School district drops its threat to sue outspoken mom, as interest grows in her fight vs. inappropriate curricula

A Wisconsin school district has withdrawn its warning of legal action against an outspoken parent, after she obtained legal counsel to defend herself against the district’s claims of defaming…

A Wisconsin school district has withdrawn its warning of legal action against an outspoken parent, after she obtained legal counsel to defend herself against the district’s claims of defaming it. 

But in its June 28 statement ending the matter, the district nonetheless maintains it did nothing wrong. 

The Oconomowoc, Wisconsin Area School District (OASD) had sent a cease-and-desist letter to mom and activist Alexandra Schweitzer in May, threatening to sue if she continued making “defamatory statements” in meetings or via email.  

Last year, Schweitzer raised concerns about graphic materials accessible through her fourth grader’s school-issued computer. Schweitzer heard reports of age-inappropriate materials accessible through a reading app called Sora, installed on the students’ school-issued Chromebooks.  

“Several parents and I discovered the materials that were available, and then I ordered the books for myself to see them in person,” Schweitzer told The Lion. “These were books about sex acts with graphic illustrations.” 

Schweitzer was set to read excerpts aloud at an OASD school board meeting when she says the school board president reached out to say that her concerns had been heard, and the reading app would be removed from the computers. 

“My initial concern was the access kids had and the lack of parental notification,” Schweitzer said. 

Schweitzer serves as president of the Wisconsin chapter of No Left Turn in Education. Through it, Schweitzer continued to voice her concerns and those of other district parents, and even testified before the Wisconsin Legislature. She highlighted teachers’ use of a graphic text titled “The 57 Bus” as well as other materials that addressed gender identity and sexual activity. 

In May, school district lawyers sent her the cease and desist letter, accusing Schweitzer of making false and defamatory statements against the district through her work with No Left Turn. The letter threatened legal action if she continued her efforts. 

When the letter arrived, Schweitzer says she was shocked. 

“But I felt confident I was right. As a mom and volunteer community leader, I spent months communicating directly with the district to ask questions. Instead of getting answers, they sent [this] letter and accused me of spreading misinformation.”  

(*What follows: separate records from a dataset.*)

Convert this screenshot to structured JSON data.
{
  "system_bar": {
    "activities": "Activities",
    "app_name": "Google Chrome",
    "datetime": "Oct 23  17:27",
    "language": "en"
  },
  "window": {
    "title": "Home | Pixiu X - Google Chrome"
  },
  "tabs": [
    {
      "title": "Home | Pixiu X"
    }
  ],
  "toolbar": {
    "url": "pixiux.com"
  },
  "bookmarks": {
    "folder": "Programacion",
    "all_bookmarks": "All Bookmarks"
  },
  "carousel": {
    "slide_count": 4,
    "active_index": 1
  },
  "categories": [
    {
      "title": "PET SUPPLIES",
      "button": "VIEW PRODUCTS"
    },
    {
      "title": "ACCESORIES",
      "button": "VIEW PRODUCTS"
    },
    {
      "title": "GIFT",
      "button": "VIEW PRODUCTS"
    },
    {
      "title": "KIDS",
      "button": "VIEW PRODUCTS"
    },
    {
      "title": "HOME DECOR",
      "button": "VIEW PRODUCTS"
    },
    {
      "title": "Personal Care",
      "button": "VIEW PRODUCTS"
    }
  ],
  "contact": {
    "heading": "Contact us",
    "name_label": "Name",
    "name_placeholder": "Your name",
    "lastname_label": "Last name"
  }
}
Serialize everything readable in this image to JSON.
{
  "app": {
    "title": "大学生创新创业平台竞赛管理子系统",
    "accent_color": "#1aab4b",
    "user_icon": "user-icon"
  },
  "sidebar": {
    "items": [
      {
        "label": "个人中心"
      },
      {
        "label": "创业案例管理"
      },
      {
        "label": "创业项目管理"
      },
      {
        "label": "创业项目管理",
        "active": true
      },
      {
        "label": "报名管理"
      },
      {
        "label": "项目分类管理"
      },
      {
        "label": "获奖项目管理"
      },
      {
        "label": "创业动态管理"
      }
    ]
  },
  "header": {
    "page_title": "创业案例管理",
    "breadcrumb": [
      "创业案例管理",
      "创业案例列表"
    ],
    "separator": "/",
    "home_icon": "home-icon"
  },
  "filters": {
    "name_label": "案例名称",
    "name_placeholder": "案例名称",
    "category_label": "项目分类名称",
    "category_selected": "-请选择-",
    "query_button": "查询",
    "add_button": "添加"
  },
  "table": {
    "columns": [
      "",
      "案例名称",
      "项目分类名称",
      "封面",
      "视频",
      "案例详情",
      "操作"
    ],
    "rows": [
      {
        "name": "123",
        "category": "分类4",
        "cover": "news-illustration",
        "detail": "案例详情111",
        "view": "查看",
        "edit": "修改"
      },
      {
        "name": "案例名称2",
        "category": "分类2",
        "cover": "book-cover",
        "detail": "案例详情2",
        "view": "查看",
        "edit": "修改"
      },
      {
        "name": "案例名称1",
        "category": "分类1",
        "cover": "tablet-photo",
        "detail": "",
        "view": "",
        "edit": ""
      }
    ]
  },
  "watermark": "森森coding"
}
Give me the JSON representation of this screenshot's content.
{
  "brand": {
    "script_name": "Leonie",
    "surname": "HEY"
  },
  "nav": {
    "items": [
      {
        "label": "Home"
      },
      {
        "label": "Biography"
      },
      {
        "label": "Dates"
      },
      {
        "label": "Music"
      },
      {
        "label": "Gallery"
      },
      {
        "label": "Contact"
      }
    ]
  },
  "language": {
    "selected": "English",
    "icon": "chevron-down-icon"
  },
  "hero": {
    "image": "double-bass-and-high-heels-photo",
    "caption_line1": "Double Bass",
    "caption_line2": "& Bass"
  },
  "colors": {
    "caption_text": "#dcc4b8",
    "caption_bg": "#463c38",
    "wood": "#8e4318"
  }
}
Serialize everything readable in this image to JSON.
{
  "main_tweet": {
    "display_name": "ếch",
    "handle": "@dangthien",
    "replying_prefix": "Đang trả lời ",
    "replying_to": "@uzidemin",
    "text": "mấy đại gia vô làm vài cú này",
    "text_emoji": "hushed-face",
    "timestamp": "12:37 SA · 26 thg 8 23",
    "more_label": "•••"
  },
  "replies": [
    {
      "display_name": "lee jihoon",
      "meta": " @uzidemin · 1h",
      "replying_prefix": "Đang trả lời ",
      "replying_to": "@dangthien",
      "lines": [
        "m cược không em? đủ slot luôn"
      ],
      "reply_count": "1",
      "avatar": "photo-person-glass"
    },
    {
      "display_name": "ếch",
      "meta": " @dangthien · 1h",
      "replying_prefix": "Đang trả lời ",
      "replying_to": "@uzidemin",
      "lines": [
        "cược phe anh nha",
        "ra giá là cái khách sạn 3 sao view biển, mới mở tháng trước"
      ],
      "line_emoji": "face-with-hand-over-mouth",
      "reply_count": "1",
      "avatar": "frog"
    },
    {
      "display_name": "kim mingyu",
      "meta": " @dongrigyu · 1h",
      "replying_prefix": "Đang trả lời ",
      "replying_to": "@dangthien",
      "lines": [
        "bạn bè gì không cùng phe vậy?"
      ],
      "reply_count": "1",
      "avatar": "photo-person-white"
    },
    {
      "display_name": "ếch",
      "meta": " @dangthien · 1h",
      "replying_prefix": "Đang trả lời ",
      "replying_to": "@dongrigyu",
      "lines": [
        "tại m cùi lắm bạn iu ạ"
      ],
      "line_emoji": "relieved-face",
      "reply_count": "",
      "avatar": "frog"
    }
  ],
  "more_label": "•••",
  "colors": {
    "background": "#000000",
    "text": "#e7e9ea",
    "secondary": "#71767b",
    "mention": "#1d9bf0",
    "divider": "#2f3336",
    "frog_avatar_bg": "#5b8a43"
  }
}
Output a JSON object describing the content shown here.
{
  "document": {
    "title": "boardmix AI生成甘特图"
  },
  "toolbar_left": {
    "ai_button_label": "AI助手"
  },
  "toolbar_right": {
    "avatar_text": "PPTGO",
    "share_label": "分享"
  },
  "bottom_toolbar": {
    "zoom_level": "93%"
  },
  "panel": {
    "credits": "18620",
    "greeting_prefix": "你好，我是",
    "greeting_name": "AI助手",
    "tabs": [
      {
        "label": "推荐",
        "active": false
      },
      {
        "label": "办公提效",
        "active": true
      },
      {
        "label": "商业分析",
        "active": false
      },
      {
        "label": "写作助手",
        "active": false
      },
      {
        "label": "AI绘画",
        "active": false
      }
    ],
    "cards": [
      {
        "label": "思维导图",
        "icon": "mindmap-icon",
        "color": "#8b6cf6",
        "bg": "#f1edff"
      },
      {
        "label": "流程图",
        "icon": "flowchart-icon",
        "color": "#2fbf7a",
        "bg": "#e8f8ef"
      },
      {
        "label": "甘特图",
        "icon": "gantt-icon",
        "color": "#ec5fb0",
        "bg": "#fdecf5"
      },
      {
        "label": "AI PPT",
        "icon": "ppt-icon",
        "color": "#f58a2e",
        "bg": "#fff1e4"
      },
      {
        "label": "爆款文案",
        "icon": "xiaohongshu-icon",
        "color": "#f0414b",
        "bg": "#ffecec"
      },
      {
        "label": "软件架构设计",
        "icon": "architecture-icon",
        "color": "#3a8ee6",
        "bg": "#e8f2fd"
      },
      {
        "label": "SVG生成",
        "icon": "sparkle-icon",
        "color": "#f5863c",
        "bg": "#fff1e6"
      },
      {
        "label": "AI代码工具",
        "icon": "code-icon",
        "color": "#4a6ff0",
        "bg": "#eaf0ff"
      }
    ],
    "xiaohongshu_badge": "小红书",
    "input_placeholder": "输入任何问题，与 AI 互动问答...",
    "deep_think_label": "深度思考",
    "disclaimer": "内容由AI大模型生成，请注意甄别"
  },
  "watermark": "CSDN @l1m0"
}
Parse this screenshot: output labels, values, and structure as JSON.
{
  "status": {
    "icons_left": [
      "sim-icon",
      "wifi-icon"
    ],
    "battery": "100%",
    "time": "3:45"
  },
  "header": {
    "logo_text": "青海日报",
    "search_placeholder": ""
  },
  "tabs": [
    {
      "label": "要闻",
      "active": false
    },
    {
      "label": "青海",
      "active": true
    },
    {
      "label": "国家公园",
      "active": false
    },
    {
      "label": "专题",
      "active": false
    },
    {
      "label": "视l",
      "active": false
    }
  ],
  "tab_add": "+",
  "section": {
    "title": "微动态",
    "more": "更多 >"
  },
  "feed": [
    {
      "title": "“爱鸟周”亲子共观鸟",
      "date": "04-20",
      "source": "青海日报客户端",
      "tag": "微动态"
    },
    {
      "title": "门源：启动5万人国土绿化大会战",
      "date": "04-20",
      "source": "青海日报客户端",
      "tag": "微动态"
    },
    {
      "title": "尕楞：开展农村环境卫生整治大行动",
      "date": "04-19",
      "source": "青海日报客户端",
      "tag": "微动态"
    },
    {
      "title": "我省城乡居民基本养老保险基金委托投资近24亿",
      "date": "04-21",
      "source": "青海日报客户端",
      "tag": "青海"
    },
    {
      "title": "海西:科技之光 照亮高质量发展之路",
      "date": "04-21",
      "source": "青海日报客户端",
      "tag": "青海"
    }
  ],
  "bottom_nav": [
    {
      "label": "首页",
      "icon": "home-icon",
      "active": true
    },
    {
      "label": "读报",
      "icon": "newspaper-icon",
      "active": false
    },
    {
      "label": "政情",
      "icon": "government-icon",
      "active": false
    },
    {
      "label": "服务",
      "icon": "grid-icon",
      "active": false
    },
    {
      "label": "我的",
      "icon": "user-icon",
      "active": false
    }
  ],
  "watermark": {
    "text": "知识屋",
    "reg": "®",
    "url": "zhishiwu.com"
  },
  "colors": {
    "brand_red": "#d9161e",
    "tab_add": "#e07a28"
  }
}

Schweitzer engaged the Wisconsin Institute for Law and Liberty (WILL) in her defense, and her attorneys sent a letter to the OASD making it clear that her public statements did not meet the legal standard for defamation and that her speech is protected by the First Amendment. 

“The Oconomowoc Area School District’s attempt to silence a local mom with legal threats is inappropriate and troubling,” WILL President and General Counsel Rick Esenberg said in a statement. “The district’s accusations of defamation are weak. This tactic needs to be called out for what it is: bullying a critic.” 

In its June 28 statement – which has apparently been removed from the district website – the OASD board dropped its threat against Schweitzer, saying, “We consider this issue closed …” 

But the statement defended the district’s actions – strangely claiming that its threat to sue was leveled at Schweitzer as an activist, not a mom. A spokesperson for WILL said that’s a “distinction without a difference,” as Schweitzer doesn’t give up her First Amendment rights when she heads an activist organization. 

“I have a voice in the community, and that’s why they challenged me,” Schweitzer said. “I maintain that parents are the primary voice in the education of the child. The schools should be in support of the parent, not in lieu of the parent.” 

In addition, the district’s statement says the intent of its cease and desist letter was to advise Schweitzer’s organization “that it was publishing and circulating misinformation regarding the district’s curriculum and educational materials.” Yet, the letter went beyond advising Schweitzer of misinformation; it accused her of defamation and threatened to sue her. 

Schweitzer says she’s received thousands of supportive emails, and membership in No Left Turn has only increased as a result of the incident. 

“I’m a mom and I love my kids,” says Schweitzer. “I never thought I’d do this, but I knew it was right. Our Constitution and country are worth fighting for. I encourage other parents to do the same.”